Bab 5-Lima
Pesawat yang membawa Rajasa dan Anelis sampai di Bandara International Soekarno Hatta. Mereka menyempatkan diri mengunjungi Mamah Rajasa di perumahan Harkit-Harapan Kita kota Tangerang. Meski hidup seorang diri, tak membuat perempuan paruh baya itu meninggalkan rumahnya. Ia tak mau meninggalkan kota Tangerang dan memilih tinggal bersama Rajasa di Jakarta. Baginya Tangerang adalah jiwanya. Jauh sebelum Rajasa dan Mamahnya tinggal di perumahan Harapan kita.
Kampung Cibodas Besar, Tahun 2000
Sejak pagi Bu Karti sibuk mengaduk adonan kue. Kue bulat bolong tengah atau kue donat. Penghasilannya sebagai petugas kebersihan di SD Negeri Cibodas 4 tak cukup memenuhi kebutuhan sehari-hari. Bu Karti pun harus berupaya lebih giat lagi. Ia menitipkan beragam camilan sehat di kantin sekolah. Mulai dari kroket, kue basah dan lainnya. Sesuai modal yang sedang ia miliki. Kadang, Bu Karti juga menjadi buruh masak. Saat tetangga atau kolega mengadakan hajatan. Kepiawainnya dalam meracik bumbu memang tak diragukan. Seluruh warga gang sudah paham.
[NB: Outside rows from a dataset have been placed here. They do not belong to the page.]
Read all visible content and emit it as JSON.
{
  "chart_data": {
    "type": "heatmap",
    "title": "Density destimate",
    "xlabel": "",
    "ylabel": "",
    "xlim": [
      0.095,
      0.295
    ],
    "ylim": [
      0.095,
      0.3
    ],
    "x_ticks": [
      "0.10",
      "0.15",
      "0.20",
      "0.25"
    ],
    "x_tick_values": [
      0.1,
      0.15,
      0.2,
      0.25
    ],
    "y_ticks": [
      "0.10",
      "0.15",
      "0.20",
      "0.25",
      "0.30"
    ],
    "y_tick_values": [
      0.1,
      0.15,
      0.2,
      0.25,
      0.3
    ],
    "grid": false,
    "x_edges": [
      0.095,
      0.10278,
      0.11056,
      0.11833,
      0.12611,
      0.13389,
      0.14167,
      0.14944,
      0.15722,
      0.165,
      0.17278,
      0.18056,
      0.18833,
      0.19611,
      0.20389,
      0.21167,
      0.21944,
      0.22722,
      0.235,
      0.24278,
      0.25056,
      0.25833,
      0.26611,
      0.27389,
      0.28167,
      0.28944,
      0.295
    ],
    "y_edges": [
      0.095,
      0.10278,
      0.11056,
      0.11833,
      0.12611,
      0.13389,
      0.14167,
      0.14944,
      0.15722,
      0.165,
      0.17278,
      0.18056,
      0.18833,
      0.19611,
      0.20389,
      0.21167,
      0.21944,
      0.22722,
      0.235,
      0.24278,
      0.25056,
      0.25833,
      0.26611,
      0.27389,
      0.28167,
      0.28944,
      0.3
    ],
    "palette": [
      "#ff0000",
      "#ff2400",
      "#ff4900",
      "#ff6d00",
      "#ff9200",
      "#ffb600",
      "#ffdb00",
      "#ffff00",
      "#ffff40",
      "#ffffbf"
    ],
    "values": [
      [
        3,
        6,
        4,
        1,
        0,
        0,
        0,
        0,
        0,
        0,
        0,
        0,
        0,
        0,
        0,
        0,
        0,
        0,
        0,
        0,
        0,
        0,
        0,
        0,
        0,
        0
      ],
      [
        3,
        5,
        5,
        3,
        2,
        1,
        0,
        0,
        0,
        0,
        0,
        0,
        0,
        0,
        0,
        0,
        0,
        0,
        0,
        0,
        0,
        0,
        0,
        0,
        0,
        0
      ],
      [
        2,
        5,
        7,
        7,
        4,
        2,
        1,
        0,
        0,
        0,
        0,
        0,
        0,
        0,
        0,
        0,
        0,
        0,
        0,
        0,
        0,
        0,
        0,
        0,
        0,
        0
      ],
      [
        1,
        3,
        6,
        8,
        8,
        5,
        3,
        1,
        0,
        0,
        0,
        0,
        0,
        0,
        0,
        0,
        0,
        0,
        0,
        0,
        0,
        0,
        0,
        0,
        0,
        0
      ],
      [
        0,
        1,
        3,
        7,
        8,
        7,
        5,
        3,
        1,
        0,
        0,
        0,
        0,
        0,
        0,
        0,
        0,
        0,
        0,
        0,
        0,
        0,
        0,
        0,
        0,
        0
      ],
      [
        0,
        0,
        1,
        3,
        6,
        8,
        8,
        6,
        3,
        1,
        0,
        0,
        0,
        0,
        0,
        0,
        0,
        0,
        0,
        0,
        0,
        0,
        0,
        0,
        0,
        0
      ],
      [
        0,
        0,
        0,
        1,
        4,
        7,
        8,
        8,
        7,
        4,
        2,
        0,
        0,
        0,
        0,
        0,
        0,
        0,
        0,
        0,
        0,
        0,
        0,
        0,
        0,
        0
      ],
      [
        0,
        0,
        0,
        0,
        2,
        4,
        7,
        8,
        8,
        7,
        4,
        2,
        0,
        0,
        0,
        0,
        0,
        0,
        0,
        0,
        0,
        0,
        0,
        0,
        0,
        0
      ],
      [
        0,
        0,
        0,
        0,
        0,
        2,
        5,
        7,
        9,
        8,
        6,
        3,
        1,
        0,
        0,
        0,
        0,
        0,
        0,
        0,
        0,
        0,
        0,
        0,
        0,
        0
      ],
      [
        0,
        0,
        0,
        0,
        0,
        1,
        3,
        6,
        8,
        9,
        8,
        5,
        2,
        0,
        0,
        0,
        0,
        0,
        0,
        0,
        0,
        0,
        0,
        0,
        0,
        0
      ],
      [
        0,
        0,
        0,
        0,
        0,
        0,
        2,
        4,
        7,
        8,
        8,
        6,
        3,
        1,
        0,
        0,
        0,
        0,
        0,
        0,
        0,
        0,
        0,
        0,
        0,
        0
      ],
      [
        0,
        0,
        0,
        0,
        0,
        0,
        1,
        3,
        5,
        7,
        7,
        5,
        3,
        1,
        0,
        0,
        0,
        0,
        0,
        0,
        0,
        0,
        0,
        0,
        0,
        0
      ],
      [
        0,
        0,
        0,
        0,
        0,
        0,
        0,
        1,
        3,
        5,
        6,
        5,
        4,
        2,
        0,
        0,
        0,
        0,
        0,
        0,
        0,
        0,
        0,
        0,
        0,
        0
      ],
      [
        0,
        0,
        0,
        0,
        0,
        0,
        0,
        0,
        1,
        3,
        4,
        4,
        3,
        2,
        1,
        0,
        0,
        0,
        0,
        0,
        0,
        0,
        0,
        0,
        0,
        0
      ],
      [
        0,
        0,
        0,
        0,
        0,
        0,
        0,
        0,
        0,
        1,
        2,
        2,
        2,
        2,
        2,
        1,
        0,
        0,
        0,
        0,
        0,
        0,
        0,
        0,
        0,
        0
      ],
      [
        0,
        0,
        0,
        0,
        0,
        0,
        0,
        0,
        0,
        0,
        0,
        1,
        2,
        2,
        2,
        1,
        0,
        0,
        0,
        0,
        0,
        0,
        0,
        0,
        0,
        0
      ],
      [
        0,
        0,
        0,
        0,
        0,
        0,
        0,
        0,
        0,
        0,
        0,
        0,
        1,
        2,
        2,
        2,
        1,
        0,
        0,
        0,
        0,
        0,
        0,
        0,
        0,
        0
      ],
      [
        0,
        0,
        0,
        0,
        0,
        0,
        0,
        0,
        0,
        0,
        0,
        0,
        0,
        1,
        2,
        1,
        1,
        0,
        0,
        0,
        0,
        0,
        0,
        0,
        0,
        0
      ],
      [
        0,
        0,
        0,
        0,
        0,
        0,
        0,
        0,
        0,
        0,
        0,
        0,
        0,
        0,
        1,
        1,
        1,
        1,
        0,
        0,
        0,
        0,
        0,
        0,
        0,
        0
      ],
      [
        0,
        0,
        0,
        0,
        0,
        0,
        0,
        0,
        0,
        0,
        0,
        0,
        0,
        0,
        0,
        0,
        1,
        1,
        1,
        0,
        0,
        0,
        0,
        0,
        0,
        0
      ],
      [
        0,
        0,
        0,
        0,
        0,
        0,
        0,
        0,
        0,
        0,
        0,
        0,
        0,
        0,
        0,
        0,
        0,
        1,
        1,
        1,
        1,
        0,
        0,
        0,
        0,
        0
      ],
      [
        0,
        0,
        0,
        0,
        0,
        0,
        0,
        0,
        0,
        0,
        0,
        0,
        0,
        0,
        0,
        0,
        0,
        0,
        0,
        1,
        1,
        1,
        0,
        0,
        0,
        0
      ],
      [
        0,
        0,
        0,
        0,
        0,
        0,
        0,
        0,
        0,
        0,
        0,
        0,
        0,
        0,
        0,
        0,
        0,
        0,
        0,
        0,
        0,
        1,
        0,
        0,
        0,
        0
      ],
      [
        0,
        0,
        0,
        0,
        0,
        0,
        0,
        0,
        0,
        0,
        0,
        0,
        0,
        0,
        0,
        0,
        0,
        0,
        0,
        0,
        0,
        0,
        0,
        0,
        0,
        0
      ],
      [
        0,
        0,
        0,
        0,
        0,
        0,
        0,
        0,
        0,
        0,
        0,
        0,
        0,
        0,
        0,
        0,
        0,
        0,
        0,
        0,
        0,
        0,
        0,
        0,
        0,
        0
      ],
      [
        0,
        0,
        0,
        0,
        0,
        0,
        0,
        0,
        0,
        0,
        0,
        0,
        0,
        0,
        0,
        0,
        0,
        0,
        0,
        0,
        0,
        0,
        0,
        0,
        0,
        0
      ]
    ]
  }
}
Rumah Bu Karti paling kecil sendiri. Berada di ujung gang dan bersebelahan langsung dengan lapangan. Sebenarnya itu bukan rumahnya. Ia sama saja mengontrak di sana. Beruntung, pemilik kontrakan itu masih saudara suaminya. Ia mendapat setengah harga. Setelah memastikan anak laki-lakinya terbangun, Bu Karti pamit untuk bekerja.
"Sa, Mamah berangkat dulu. Nanti kamu berangkat sendiri, ya. Ingat nggak boleh terlambat. Cuma beda gang sama rumah doang, kok terlambat," ucap Bu Karti lembut.
"Iya, Mah," jawab Rajasa masih setengah dasar. Rajasa kelas enam, sebentar lagi masuk SMP. Bu Karti pun sibuk mencari tambahan sana-sini.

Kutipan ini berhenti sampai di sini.